Muitos companheiros da vida física supõem erroneamente que nós, os amigos desencarnados que comentamos as necessidades de paz e os imperativos do bem, teremos chegado a tão grandes culminâncias de evolução que não nos são precisas as reuniões de estudo e a troca de opiniões na pauta de nossas experiências.

Entretanto, ainda nos achamos distantes de qualquer topo do Conhecimento Superior e é justo valer-nos do auxílio de companheiros iluminados de Amor e Sabedoria a fim de descobrir, por nós mesmos, os caminhos mais favoráveis à nossa própria renovação e progresso.

Os grupos de estudos nas nossas áreas de trabalho multiplicam-se em todos os sectores, nos quais se reúnem almas sequiosas de esclarecimento e consolo.

A instrução não se transmite por osmose.

Assim é que compartilhamos de uma equipe desta ordem, uma vez por semana, em que são debatidos vários temas, notadamente os que se reportam ao nosso intercâmbio com os amigos reencarnados na Terra.

Em cada reunião, dedicamos a faixa e uma hora, na parte final, ao diálogo com irmãos procedentes da vida física, que são seleccionados por inspectores competentes e auxiliados por eles, de modo a virem até nós, durante o sono tranquilo e profundo.
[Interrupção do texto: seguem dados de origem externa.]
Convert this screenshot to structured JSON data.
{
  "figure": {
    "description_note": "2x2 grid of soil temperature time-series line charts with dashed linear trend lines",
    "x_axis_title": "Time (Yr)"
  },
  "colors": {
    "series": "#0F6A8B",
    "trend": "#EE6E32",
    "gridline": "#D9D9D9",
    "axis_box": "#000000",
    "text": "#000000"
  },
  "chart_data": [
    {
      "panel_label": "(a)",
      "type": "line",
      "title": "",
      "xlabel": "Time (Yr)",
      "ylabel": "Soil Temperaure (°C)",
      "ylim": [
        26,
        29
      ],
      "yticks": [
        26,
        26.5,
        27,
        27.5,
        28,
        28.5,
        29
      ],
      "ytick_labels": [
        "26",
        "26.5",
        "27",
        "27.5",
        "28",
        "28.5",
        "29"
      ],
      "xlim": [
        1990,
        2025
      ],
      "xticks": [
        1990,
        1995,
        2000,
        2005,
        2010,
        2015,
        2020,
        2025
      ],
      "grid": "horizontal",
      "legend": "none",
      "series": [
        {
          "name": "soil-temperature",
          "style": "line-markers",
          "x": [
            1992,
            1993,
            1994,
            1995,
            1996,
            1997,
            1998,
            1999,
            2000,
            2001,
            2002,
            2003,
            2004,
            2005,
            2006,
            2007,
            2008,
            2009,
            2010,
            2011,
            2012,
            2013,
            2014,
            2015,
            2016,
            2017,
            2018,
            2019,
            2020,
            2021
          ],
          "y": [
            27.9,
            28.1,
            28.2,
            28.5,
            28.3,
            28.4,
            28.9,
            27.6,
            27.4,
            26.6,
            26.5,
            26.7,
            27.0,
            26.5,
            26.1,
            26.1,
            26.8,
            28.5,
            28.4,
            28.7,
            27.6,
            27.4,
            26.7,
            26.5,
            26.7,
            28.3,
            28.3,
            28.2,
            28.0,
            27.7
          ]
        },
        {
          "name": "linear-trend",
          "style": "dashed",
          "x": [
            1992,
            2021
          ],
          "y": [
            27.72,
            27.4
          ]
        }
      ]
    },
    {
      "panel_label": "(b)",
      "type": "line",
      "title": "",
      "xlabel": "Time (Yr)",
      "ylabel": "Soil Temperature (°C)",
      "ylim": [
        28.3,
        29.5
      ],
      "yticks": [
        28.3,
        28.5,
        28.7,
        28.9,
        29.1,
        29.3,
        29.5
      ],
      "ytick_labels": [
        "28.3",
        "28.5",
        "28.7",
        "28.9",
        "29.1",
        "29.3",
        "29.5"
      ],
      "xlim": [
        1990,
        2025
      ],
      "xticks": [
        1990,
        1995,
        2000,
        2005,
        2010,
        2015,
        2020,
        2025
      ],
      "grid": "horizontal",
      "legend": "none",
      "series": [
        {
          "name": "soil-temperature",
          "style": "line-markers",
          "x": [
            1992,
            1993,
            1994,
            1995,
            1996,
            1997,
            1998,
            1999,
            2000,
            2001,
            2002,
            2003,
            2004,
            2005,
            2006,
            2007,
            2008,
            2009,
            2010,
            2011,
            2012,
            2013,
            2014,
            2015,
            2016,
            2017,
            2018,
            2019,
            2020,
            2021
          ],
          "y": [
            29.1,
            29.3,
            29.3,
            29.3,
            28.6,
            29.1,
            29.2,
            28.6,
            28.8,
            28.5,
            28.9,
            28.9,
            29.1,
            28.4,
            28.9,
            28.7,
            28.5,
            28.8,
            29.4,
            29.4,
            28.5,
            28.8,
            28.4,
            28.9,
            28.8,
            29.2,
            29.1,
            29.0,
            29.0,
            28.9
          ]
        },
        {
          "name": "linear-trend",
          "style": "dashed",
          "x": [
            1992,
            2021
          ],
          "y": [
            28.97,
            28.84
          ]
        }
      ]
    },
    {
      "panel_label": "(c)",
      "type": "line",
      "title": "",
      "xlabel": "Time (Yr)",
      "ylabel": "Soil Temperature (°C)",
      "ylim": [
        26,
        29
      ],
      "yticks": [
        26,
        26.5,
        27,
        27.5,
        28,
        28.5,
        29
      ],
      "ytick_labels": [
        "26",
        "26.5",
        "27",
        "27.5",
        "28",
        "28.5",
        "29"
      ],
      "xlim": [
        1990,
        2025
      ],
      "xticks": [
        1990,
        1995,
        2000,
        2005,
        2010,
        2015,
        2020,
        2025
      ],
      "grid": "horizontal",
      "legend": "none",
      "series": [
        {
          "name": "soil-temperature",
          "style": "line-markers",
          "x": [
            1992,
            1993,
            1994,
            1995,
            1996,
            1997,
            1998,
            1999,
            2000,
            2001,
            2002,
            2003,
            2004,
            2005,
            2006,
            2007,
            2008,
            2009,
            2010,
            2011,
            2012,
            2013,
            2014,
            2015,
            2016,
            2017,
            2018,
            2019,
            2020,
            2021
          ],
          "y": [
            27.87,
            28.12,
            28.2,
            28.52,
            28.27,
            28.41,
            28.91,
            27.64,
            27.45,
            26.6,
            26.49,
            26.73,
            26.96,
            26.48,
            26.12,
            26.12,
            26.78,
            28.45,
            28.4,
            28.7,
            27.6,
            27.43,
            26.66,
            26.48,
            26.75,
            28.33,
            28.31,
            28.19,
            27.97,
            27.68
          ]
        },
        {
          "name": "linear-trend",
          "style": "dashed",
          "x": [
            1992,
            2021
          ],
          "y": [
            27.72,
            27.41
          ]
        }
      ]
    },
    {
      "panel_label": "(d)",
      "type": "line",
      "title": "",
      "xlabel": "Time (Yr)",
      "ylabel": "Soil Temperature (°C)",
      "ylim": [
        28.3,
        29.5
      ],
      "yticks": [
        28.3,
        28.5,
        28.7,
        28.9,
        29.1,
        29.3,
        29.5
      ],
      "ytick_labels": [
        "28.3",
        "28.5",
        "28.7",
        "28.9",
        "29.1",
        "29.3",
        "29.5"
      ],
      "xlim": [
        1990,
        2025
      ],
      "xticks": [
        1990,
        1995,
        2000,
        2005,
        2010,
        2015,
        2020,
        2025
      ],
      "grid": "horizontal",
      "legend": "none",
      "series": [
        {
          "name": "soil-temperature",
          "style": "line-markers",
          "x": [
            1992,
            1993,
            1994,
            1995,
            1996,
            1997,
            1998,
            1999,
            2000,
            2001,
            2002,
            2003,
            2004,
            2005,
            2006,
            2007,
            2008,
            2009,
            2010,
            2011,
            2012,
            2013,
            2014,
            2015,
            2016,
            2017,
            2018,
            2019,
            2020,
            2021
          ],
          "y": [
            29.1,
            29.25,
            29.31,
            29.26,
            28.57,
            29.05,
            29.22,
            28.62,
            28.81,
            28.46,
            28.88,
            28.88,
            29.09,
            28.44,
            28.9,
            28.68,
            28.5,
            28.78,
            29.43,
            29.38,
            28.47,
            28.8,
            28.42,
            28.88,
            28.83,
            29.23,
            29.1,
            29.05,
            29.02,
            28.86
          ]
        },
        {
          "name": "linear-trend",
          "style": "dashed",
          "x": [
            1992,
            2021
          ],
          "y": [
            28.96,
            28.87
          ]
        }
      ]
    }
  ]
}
Não precisamos mencionar que a selecção obedece a rigorosa escolha para que não se perca tempo com assuntos banais e conversações vazias.

Numa das nossas reduzidas assembleias, tivemos a visita de um rapaz, vinculado a uma das instituições beneméritas do Estado do Rio, que irradiava bondade e inteligência, a falar-nos sem afectação:

- Estou muito grato por me receberem e não vos tomarei tempo em vão. Ouso perguntar pelo Irmão X. Desejaria saber, se possível, por que motivo não mais escreveu livros para a nossa edificação no mundo, ao mesmo tempo que estimaria saber se podemos aguardar novas produções desse amigo.

Solicitamos a palavra do Irmão X, ali presente e, com simplicidade, ei-lo a responder:

- Amigo, agradeço-lhe o interesse, mas não estou inactivo. Apenas, por algum tempo, troquei a pena pela enxada de serviço. Por vastos períodos anuais, estive na teoria. Agora estou na prática da assistência, na qual vivo a aprender e a renovar-me. Mas retomarei a pena, se o Senhor assim permitir.

O moço agradeceu e retirou-se, dando lugar a novo visitante...

No dia seguinte, o Irmão X mostrou-nos uma pasta antiga, da qual retirou vários retalhos de pergaminho contendo apontamentos valiosos e valiosos relatos da vida, com os quais formou o presente volume.

Aí está, leitor amigo, a história deste livro que o nosso amigo passa à frente, para a nossa própria edificação.

Emmanuel / Uberaba, 22 de Marco de 1988.